Constitutive Modelling for Anisotropic Damage in Woven E-Glass Reinforcements
Ping Yang*, Ying Tong
Identifiers and Pagination:Year: 2017
First Page: 9
Last Page: 21
Publisher Id: TOMSJ-11-9
Article History:Received Date: 16/12/2015
Revision Received Date: 17/05/2016
Acceptance Date: 25/06/2016
Electronic publication date: 28/04/2017
Collection year: 2017
open-access license: This is an open access article distributed under the terms of the Creative Commons Attribution 4.0 International Public License (CC-BY 4.0), a copy of which is available at: (https://creativecommons.org/licenses/by/4.0/legalcode). This license permits unrestricted use, distribution, and reproduction in any medium, provided the original author and source are credited.

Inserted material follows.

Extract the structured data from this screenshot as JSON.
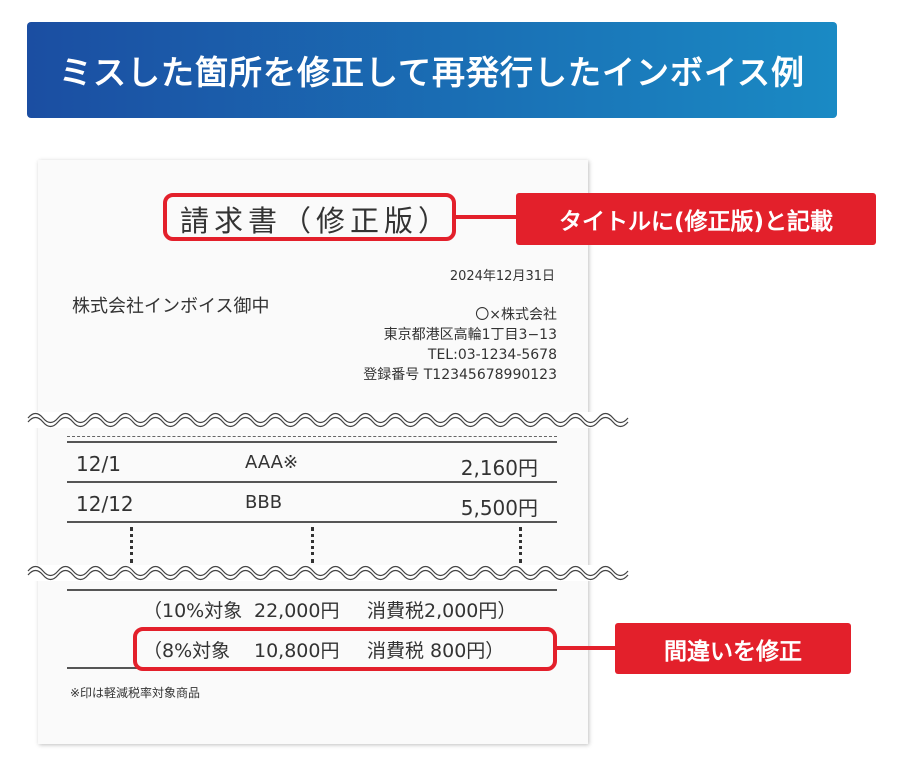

It is easy for composite laminates to be damaged by relative lower velocity impact which could give rise to internal delamination that will strongly weaken the compressive strength of laminates. In order to predict the occurrence of matrix failure, the elastic-brittle behaviors of fiber-reinforced composites were modeled constitutively by an anisotropic damage model. The dynamic tensile testing was performed at a constant velocity of 2 mm/min until the sample broke to achieve the mechanical parameters of E-glass reinforcements. The elastic constitutive equation and the constitutive damage model were obtained on basis of the fundamental theory of mechanics about the orthotropic constitutive of reinforcements. The methodology for this constitutive model which is developed by Hashin considered both the effect of fiber and matrix failure. Then, the developed constitutive equations were incorporated into the FE (finite element) codes, ABAQUS, through the user subroutine module to simulate the process of projectile impacting GFRP composite laminates. The results show that the material deformation reaches a maximum at 24 μs, then occurs rebound with the increase of the time. The stress of reinforcements traverse section linearly increases outward from 0 MPa to 509.8 MPa. Material damage area increases with the prolonging of time, and for a fixed time, material damage gradually increases from the edges to the center and reaches a constant value of 1, which means the rupture of the damage process.